Graph Neural Networks (GNNs) have achieved excellent performance of graph representation learning and attracted plenty of attentions in recent years. Most of GNNs aim to learn embedding vectors of the homogeneous graph which only contains single type of nodes and edges. However, the entities and their interactions in real world always have multiple types and naturally form the heterogeneous graph with rich structural and semantic information. As a result of this, it is beneficial to advance heterogeneous graph representation learning that can effectively promote the performance of complex network analysis. Existing survey papers of heterogeneous graph representation learning summarize all possible embedding techniques for graphs and make insufficient analysis for deep neural network models. To tackle this issue, in this paper, we systematically summarize and analyze existing heterogeneous graph neural networks (HGNNs) and categorize them based on their neural network architecture. Meanwhile, we collect commonly used heterogeneous graph datasets and summarize their statistical information. In addition, we compare the performances between HGNNs and shallow embedding models to show the powerful feature learning ability of HGNNs.

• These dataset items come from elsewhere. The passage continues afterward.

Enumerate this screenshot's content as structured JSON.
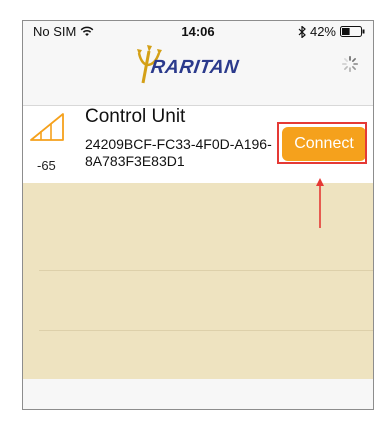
{
  "status_bar": {
    "carrier": "No SIM",
    "time": "14:06",
    "battery_percent": "42%",
    "battery_level": 0.42,
    "icons": [
      "wifi-icon",
      "bluetooth-icon",
      "battery-icon"
    ]
  },
  "nav_bar": {
    "logo_text": "RARITAN",
    "activity_indicator": "spinner-icon"
  },
  "device": {
    "name": "Control Unit",
    "uuid": "24209BCF-FC33-4F0D-A196-8A783F3E83D1",
    "rssi": "-65",
    "connect_label": "Connect",
    "signal_icon": "signal-strength-icon"
  },
  "colors": {
    "accent": "#f5a11c",
    "list_background": "#eee3c0",
    "highlight": "#e53935",
    "logo": "#2b3a8c"
  }
}
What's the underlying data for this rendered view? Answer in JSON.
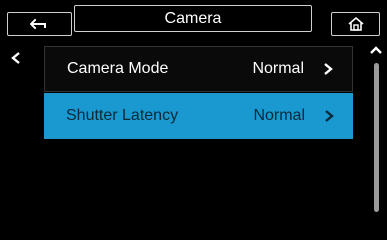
{
  "header": {
    "title": "Camera",
    "back_icon": "back-arrow-icon",
    "home_icon": "home-icon"
  },
  "list": {
    "items": [
      {
        "label": "Camera Mode",
        "value": "Normal",
        "selected": false
      },
      {
        "label": "Shutter Latency",
        "value": "Normal",
        "selected": true
      }
    ]
  },
  "colors": {
    "background": "#000000",
    "selected": "#1a98d0",
    "text": "#ffffff"
  }
}
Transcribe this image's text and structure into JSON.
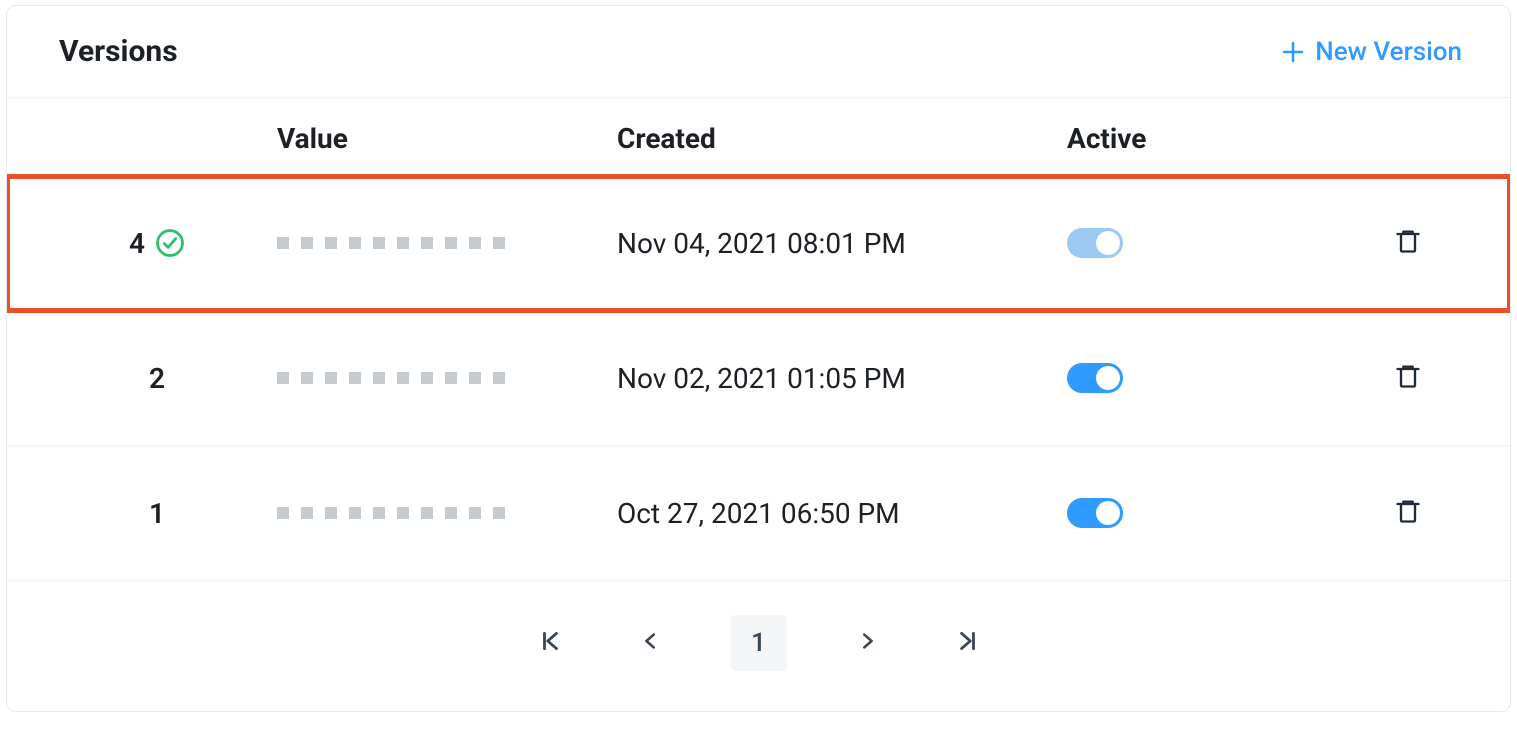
{
  "header": {
    "title": "Versions",
    "new_button_label": "New Version"
  },
  "columns": {
    "version": "",
    "value": "Value",
    "created": "Created",
    "active": "Active"
  },
  "rows": [
    {
      "version": "4",
      "has_check": true,
      "created": "Nov 04, 2021 08:01 PM",
      "active": true,
      "toggle_dim": true,
      "highlight": true
    },
    {
      "version": "2",
      "has_check": false,
      "created": "Nov 02, 2021 01:05 PM",
      "active": true,
      "toggle_dim": false,
      "highlight": false
    },
    {
      "version": "1",
      "has_check": false,
      "created": "Oct 27, 2021 06:50 PM",
      "active": true,
      "toggle_dim": false,
      "highlight": false
    }
  ],
  "pagination": {
    "current_page": "1"
  }
}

Finally, we conclude the application scenarios of HGNNs and some possible future research directions. We hope that this paper can provide a useful framework for researchers who interested in HGNNs.

Automated summary

Graph Neural Networks (GNNs) have achieved excellent performance in graph representation learning and have attracted plenty of attention. Most GNNs focus on learning embedding vectors of homogeneous graphs, but in real-world scenarios, entities and their interactions often form heterogeneous graphs with rich information. Therefore, advancing heterogeneous graph representation learning is beneficial for complex network analysis performance.